For more information, see [Using job execution roles](https://docs.aws.amazon.com/emr/latest/EMR-on-EKS-DevelopmentGuide/iam-execution-role.html), [Configure a job run to use S3 logs](https://docs.aws.amazon.com/emr/latest/EMR-on-EKS-DevelopmentGuide/emr-eks-jobs-CLI.html#emr-eks-jobs-s3), and [Configure a job run to use CloudWatch Logs](https://docs.aws.amazon.com/emr/latest/EMR-on-EKS-DevelopmentGuide/emr-eks-jobs-CLI.html#emr-eks-jobs-cloudwatch).

# Update the trust policy of the job execution role


When you use IAM Roles for Service Accounts (IRSA) to run jobs on a Kubernetes namespace, an administrator must create a trust relationship between the job execution role and the identity of the EMR managed service account. The trust relationship can be created by updating the trust policy of the job execution role. Note that the EMR managed service account is automatically created at job submission, scoped to the namespace where the job is submitted.

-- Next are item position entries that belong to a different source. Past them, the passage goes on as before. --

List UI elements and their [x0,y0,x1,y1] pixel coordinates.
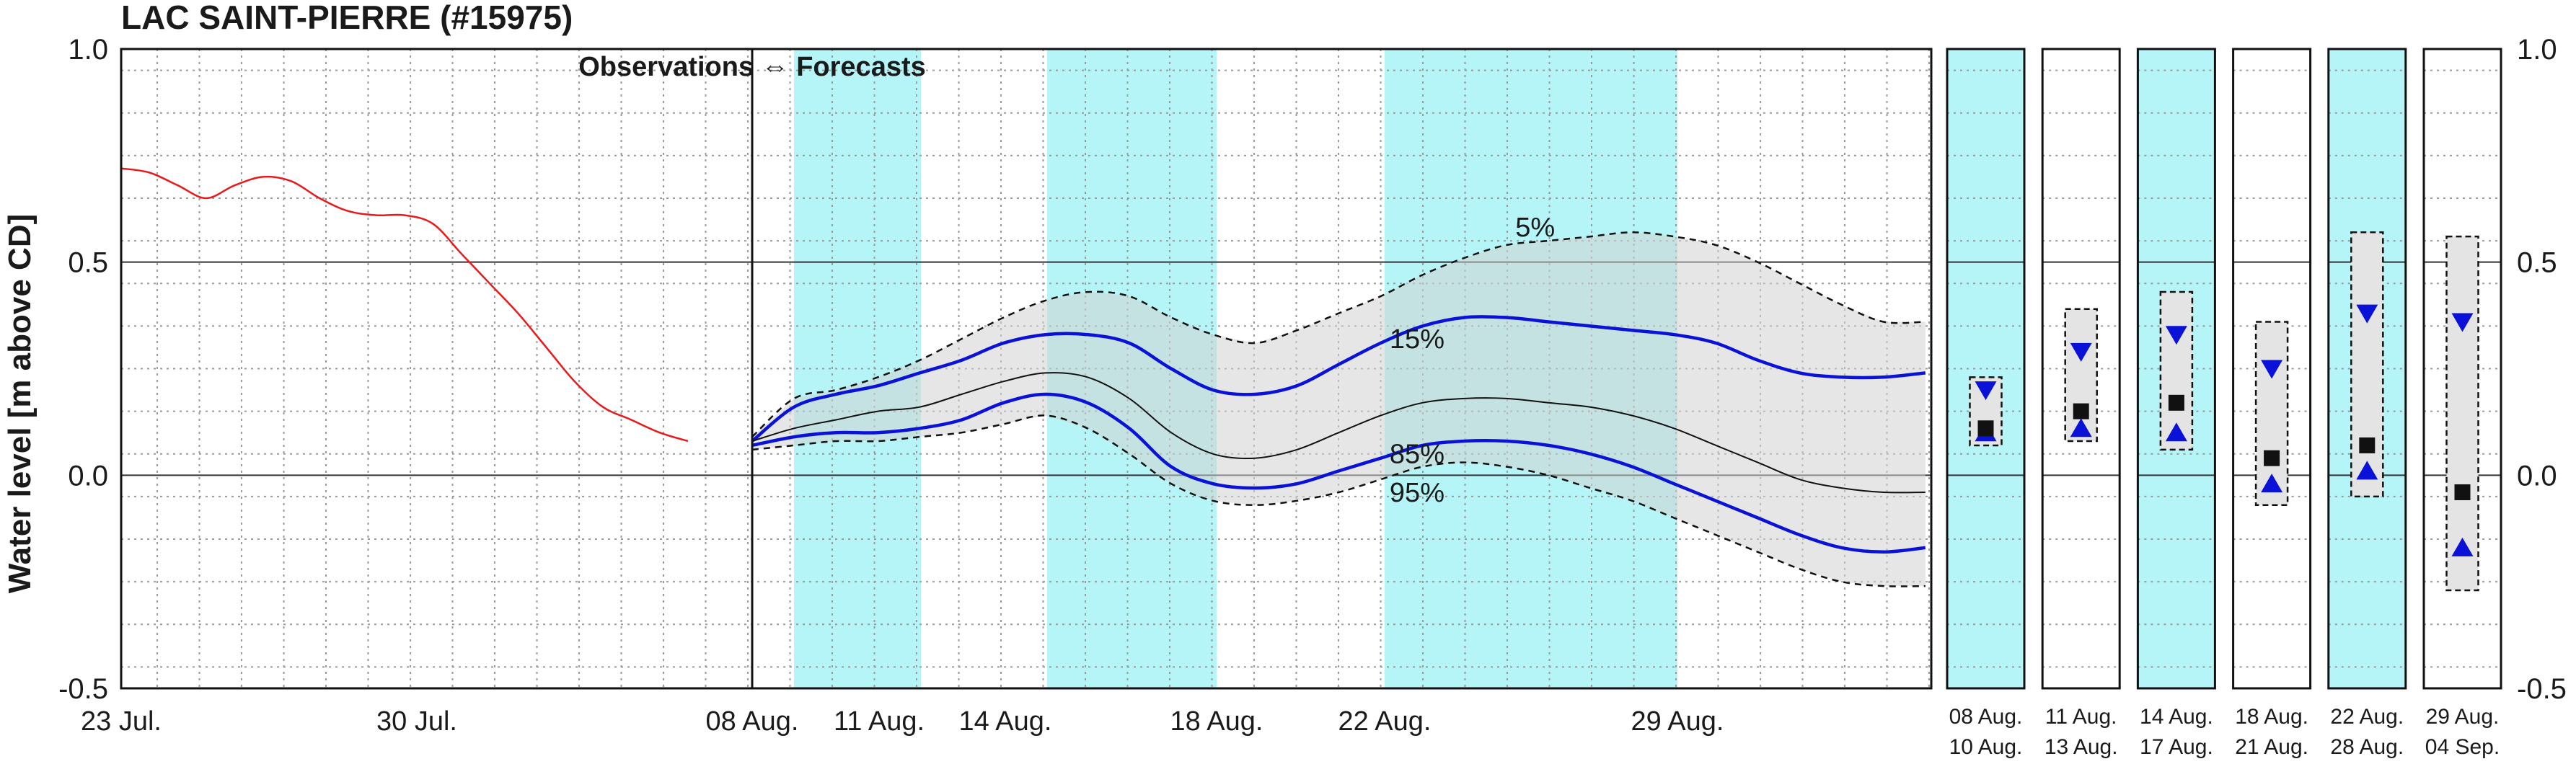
y-tick-label-right: -0.5 [2517,673,2567,705]
y-tick-label: 0.5 [68,247,108,279]
chart-title: LAC SAINT-PIERRE (#15975) [121,0,573,36]
panel-label-top: 22 Aug. [2330,705,2404,729]
panel-label-top: 08 Aug. [1949,705,2023,729]
panel-frame [1946,48,2026,690]
observation-line [120,167,689,443]
weekly-panel: 11 Aug. 13 Aug. [2041,48,2121,759]
weekly-panel: 29 Aug. 04 Sep. [2422,48,2502,759]
x-tick-label: 29 Aug. [1631,706,1724,737]
x-tick-label: 08 Aug. [706,706,799,737]
percentile-label: 95% [1390,478,1444,508]
panel-p85-marker [2165,422,2187,442]
panel-frame [2232,48,2312,690]
panel-label-bottom: 28 Aug. [2330,735,2404,759]
percentile-label: 85% [1390,439,1444,469]
panel-p15-marker [2261,360,2283,379]
forecast-line-85pct [751,392,1926,554]
panel-median-marker [2073,403,2089,419]
weekly-panel: 22 Aug. 28 Aug. [2327,48,2407,759]
main-plot: 5% 15% 85% 95% Observations ⇔ Forecasts 1.0 0.… [58,34,1933,737]
panel-frame [2136,48,2216,690]
panel-range-box [2350,231,2384,498]
panel-frame [2041,48,2121,690]
panel-label-bottom: 17 Aug. [2140,735,2213,759]
y-tick-label-right: 0.5 [2517,247,2557,279]
panel-p85-marker [2261,474,2283,493]
panel-median-marker [2264,450,2280,466]
weekly-panel: 08 Aug. 10 Aug. [1946,48,2026,759]
y-tick-label-right: 0.0 [2517,460,2557,492]
weekly-panel: 18 Aug. 21 Aug. [2232,48,2312,759]
panel-p15-marker [1975,381,1997,401]
panel-label-top: 18 Aug. [2235,705,2308,729]
panel-label-bottom: 13 Aug. [2045,735,2118,759]
panel-median-marker [2454,484,2471,500]
panel-label-top: 14 Aug. [2140,705,2213,729]
x-tick-label: 30 Jul. [376,706,457,737]
panel-frame [2327,48,2407,690]
panel-label-top: 29 Aug. [2426,705,2500,729]
forecast-line-15pct [751,315,1926,443]
x-tick-label: 14 Aug. [959,706,1052,737]
x-tick-label: 22 Aug. [1338,706,1432,737]
panel-median-marker [2359,437,2376,453]
y-tick-label: 1.0 [68,34,108,66]
weekly-panel: 14 Aug. 17 Aug. [2136,48,2216,759]
panel-median-marker [2168,394,2184,411]
x-tick-label: 23 Jul. [81,706,162,737]
forecast-line-5pct [751,231,1926,438]
panel-p85-marker [2356,461,2378,480]
panel-p15-marker [2356,304,2378,324]
panel-label-top: 11 Aug. [2045,705,2117,729]
weekly-panels: 08 Aug. 10 Aug. 11 Aug. 13 Aug. 14 Aug. 17 Au… [1946,34,2567,759]
y-tick-label-right: 1.0 [2517,34,2557,66]
forecast-envelope [752,232,1926,587]
panel-label-bottom: 21 Aug. [2235,735,2308,759]
panel-label-bottom: 10 Aug. [1949,735,2023,759]
panel-range-box [2064,308,2098,443]
panel-median-marker [1977,420,1994,437]
divider-label: Observations ⇔ Forecasts [578,52,926,82]
forecast-line-50pct [751,372,1926,494]
panel-p85-marker [2070,418,2092,437]
x-tick-label: 18 Aug. [1170,706,1263,737]
y-tick-label: -0.5 [58,673,108,705]
panel-shade [1947,49,2024,688]
panel-p85-marker [2451,537,2474,556]
forecast-line-95pct [751,414,1926,587]
panel-frame [2422,48,2502,690]
y-axis-label: Water level [m above CD] [2,214,38,594]
panel-label-bottom: 04 Sep. [2425,735,2500,759]
x-tick-label: 11 Aug. [834,706,925,737]
panel-p15-marker [2451,313,2474,332]
y-tick-label: 0.0 [68,460,108,492]
percentile-label: 15% [1390,324,1444,355]
plot-frame [120,48,1933,690]
percentile-label: 5% [1515,213,1555,243]
panel-p15-marker [2165,326,2187,345]
panel-p15-marker [2070,342,2092,362]
panel-range-box [2445,235,2479,592]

Run the following command to update the trust policy.

```
 aws emr-containers update-role-trust-policy \
       --cluster-name cluster \
       --namespace namespace \
       --role-name iam_role_name_for_job_execution
```

For more information, see [Using job execution roles with Amazon EMR on EKS](iam-execution-role.md).

**Important**  
The operator running the above command must have these permissions: `eks:DescribeCluster`, `iam:GetRole`, `iam:UpdateAssumeRolePolicy`.